Friday, October 22, 2010

obedience

I feel like I've been really hard on my kids lately. My expectations are so high. I like them high, don't get me wrong, but I just feel like maybe I'm not responding appropriately when they are not met.

So lately I've been trying to think about their perspective. Like, if I was smaller, and some big huge person was always yelling at me and telling me what I'm doing wrong all the time, I'd probably be quite stressed out and I can't honestly say that it would make me do everything right. And while I know that my kids don't have the same brains as adults, and it's my job to raise them well, so the analogy is not 100% accurate, it helps me. It makes me think about my tone, my body language, my demeanor.

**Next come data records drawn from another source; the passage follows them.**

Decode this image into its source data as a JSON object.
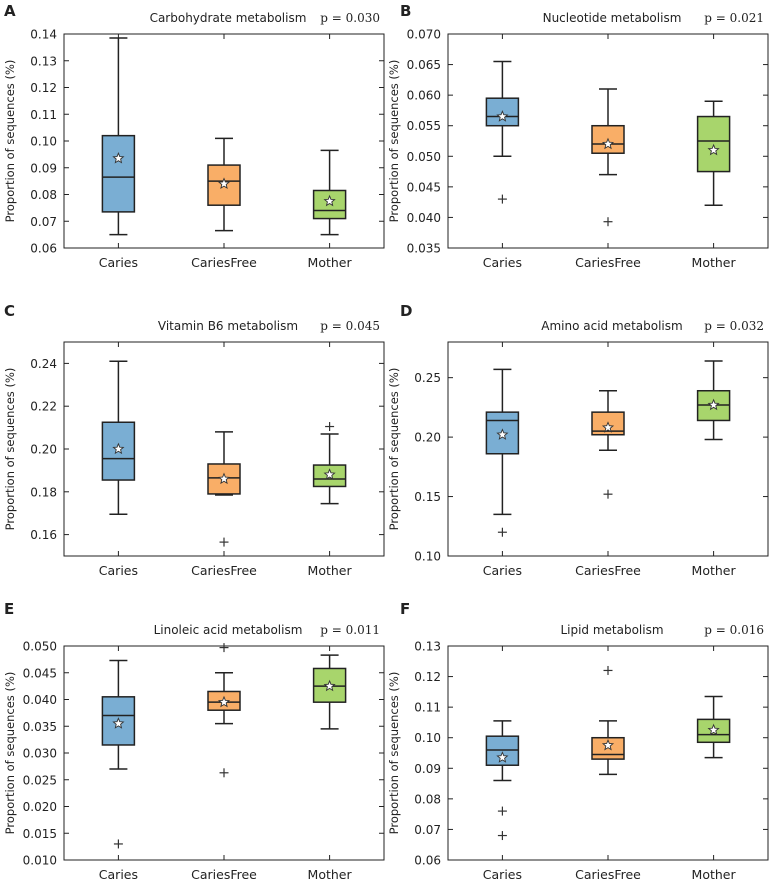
{
  "groups": [
    "Caries",
    "CariesFree",
    "Mother"
  ],
  "ylabel": "Proportion of sequences (%)",
  "colors": {
    "Caries": "#7aaed3",
    "CariesFree": "#f9ae67",
    "Mother": "#a8d56c",
    "star": "#ffffff",
    "outline": "#222222"
  },
  "chart_data": [
    {
      "panel": "A",
      "type": "box",
      "title": "Carbohydrate metabolism",
      "p_value": "p = 0.030",
      "ylim": [
        0.06,
        0.14
      ],
      "yticks": [
        "0.06",
        "0.07",
        "0.08",
        "0.09",
        "0.10",
        "0.11",
        "0.12",
        "0.13",
        "0.14"
      ],
      "series": [
        {
          "name": "Caries",
          "whisker_low": 0.065,
          "q1": 0.0735,
          "median": 0.0865,
          "q3": 0.102,
          "whisker_high": 0.1385,
          "mean": 0.0935,
          "outliers": []
        },
        {
          "name": "CariesFree",
          "whisker_low": 0.0665,
          "q1": 0.076,
          "median": 0.085,
          "q3": 0.091,
          "whisker_high": 0.101,
          "mean": 0.084,
          "outliers": []
        },
        {
          "name": "Mother",
          "whisker_low": 0.065,
          "q1": 0.071,
          "median": 0.074,
          "q3": 0.0815,
          "whisker_high": 0.0965,
          "mean": 0.0775,
          "outliers": []
        }
      ]
    },
    {
      "panel": "B",
      "type": "box",
      "title": "Nucleotide metabolism",
      "p_value": "p = 0.021",
      "ylim": [
        0.035,
        0.07
      ],
      "yticks": [
        "0.035",
        "0.040",
        "0.045",
        "0.050",
        "0.055",
        "0.060",
        "0.065",
        "0.070"
      ],
      "series": [
        {
          "name": "Caries",
          "whisker_low": 0.05,
          "q1": 0.055,
          "median": 0.0565,
          "q3": 0.0595,
          "whisker_high": 0.0655,
          "mean": 0.0565,
          "outliers": [
            0.043
          ]
        },
        {
          "name": "CariesFree",
          "whisker_low": 0.047,
          "q1": 0.0505,
          "median": 0.052,
          "q3": 0.055,
          "whisker_high": 0.061,
          "mean": 0.052,
          "outliers": [
            0.0393
          ]
        },
        {
          "name": "Mother",
          "whisker_low": 0.042,
          "q1": 0.0475,
          "median": 0.0525,
          "q3": 0.0565,
          "whisker_high": 0.059,
          "mean": 0.051,
          "outliers": []
        }
      ]
    },
    {
      "panel": "C",
      "type": "box",
      "title": "Vitamin B6 metabolism",
      "p_value": "p = 0.045",
      "ylim": [
        0.15,
        0.25
      ],
      "yticks": [
        "0.16",
        "0.18",
        "0.20",
        "0.22",
        "0.24"
      ],
      "series": [
        {
          "name": "Caries",
          "whisker_low": 0.1695,
          "q1": 0.1855,
          "median": 0.1955,
          "q3": 0.2125,
          "whisker_high": 0.241,
          "mean": 0.2,
          "outliers": []
        },
        {
          "name": "CariesFree",
          "whisker_low": 0.1785,
          "q1": 0.179,
          "median": 0.1865,
          "q3": 0.193,
          "whisker_high": 0.208,
          "mean": 0.186,
          "outliers": [
            0.1565
          ]
        },
        {
          "name": "Mother",
          "whisker_low": 0.1745,
          "q1": 0.1825,
          "median": 0.186,
          "q3": 0.1925,
          "whisker_high": 0.207,
          "mean": 0.188,
          "outliers": [
            0.2105
          ]
        }
      ]
    },
    {
      "panel": "D",
      "type": "box",
      "title": "Amino acid metabolism",
      "p_value": "p = 0.032",
      "ylim": [
        0.1,
        0.28
      ],
      "yticks": [
        "0.10",
        "0.15",
        "0.20",
        "0.25"
      ],
      "series": [
        {
          "name": "Caries",
          "whisker_low": 0.135,
          "q1": 0.186,
          "median": 0.214,
          "q3": 0.221,
          "whisker_high": 0.257,
          "mean": 0.202,
          "outliers": [
            0.12
          ]
        },
        {
          "name": "CariesFree",
          "whisker_low": 0.189,
          "q1": 0.202,
          "median": 0.205,
          "q3": 0.221,
          "whisker_high": 0.239,
          "mean": 0.208,
          "outliers": [
            0.152
          ]
        },
        {
          "name": "Mother",
          "whisker_low": 0.198,
          "q1": 0.214,
          "median": 0.227,
          "q3": 0.239,
          "whisker_high": 0.264,
          "mean": 0.227,
          "outliers": []
        }
      ]
    },
    {
      "panel": "E",
      "type": "box",
      "title": "Linoleic acid metabolism",
      "p_value": "p = 0.011",
      "ylim": [
        0.01,
        0.05
      ],
      "yticks": [
        "0.010",
        "0.015",
        "0.020",
        "0.025",
        "0.030",
        "0.035",
        "0.040",
        "0.045",
        "0.050"
      ],
      "series": [
        {
          "name": "Caries",
          "whisker_low": 0.027,
          "q1": 0.0315,
          "median": 0.037,
          "q3": 0.0405,
          "whisker_high": 0.0473,
          "mean": 0.0355,
          "outliers": [
            0.013
          ]
        },
        {
          "name": "CariesFree",
          "whisker_low": 0.0355,
          "q1": 0.038,
          "median": 0.0395,
          "q3": 0.0415,
          "whisker_high": 0.045,
          "mean": 0.0395,
          "outliers": [
            0.0263,
            0.0497
          ]
        },
        {
          "name": "Mother",
          "whisker_low": 0.0345,
          "q1": 0.0395,
          "median": 0.0425,
          "q3": 0.0458,
          "whisker_high": 0.0483,
          "mean": 0.0425,
          "outliers": []
        }
      ]
    },
    {
      "panel": "F",
      "type": "box",
      "title": "Lipid metabolism",
      "p_value": "p = 0.016",
      "ylim": [
        0.06,
        0.13
      ],
      "yticks": [
        "0.06",
        "0.07",
        "0.08",
        "0.09",
        "0.10",
        "0.11",
        "0.12",
        "0.13"
      ],
      "series": [
        {
          "name": "Caries",
          "whisker_low": 0.086,
          "q1": 0.091,
          "median": 0.096,
          "q3": 0.1005,
          "whisker_high": 0.1055,
          "mean": 0.0935,
          "outliers": [
            0.076,
            0.068
          ]
        },
        {
          "name": "CariesFree",
          "whisker_low": 0.088,
          "q1": 0.093,
          "median": 0.0945,
          "q3": 0.1,
          "whisker_high": 0.1055,
          "mean": 0.0975,
          "outliers": [
            0.122
          ]
        },
        {
          "name": "Mother",
          "whisker_low": 0.0935,
          "q1": 0.0985,
          "median": 0.101,
          "q3": 0.106,
          "whisker_high": 0.1135,
          "mean": 0.1025,
          "outliers": []
        }
      ]
    }
  ]
}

And I'm trying to remember that they can't read my mind. So when I ask them to do something, they don't know the exact way I imagine it getting done. Like when I say, "Can you close the door please" I imagine her closing the door with her hand on the doorknob. So when she decides to close it with her chin, very slowly and backwards and not at all the way ANYONE but her would imagine closing it, it doesn't mean she's disobeying.

And when I say, "come over here buddy so we can take this picture," I imagine him getting up and walking over, not crawling/crab-walking over and staining his knees. he wasn't disobeying, he was being an obedient puppy/crab. So I had to ask him to STAND up and walk over.

(I was going to think of an example of Brielle too, but can't quite think of one that's actually NOT disobeying. Because she's two and she has a big brother and big sister and a bunch of daycare kids trying to take her stuff and boss her around and borrow her mommy, and I guess she thinks that disobeying and freaking out stuff is going to help her out somehow. So that's all I can really think of right now....)

so anyway, just because I wrote about it doesn't mean that I have it down. But it's a work in progress. Every day (okay, maybe more like every hour) I try to coach myself not to automatically react how my brain wants to. Controlling my mouth is something I can do in every other area of my life, so I figure I can probably do it with the kids too.

Lillian, Josiah, and Brielle, I apologize for times when I totally freak out. Please don't remember that about me. I'll keep on trying to see the many many ways you obey, instead of how you don't do it the way I imagined. You're all so creative and wonderful, and I'm trying to remember that. Love, Mommy

1 comment:

Alyssa said...

well said. (I pray every night that my kids will only remember the good moments, and not all the moments I'm yelling at them or losing it with them.) You're a great mom, Andrea!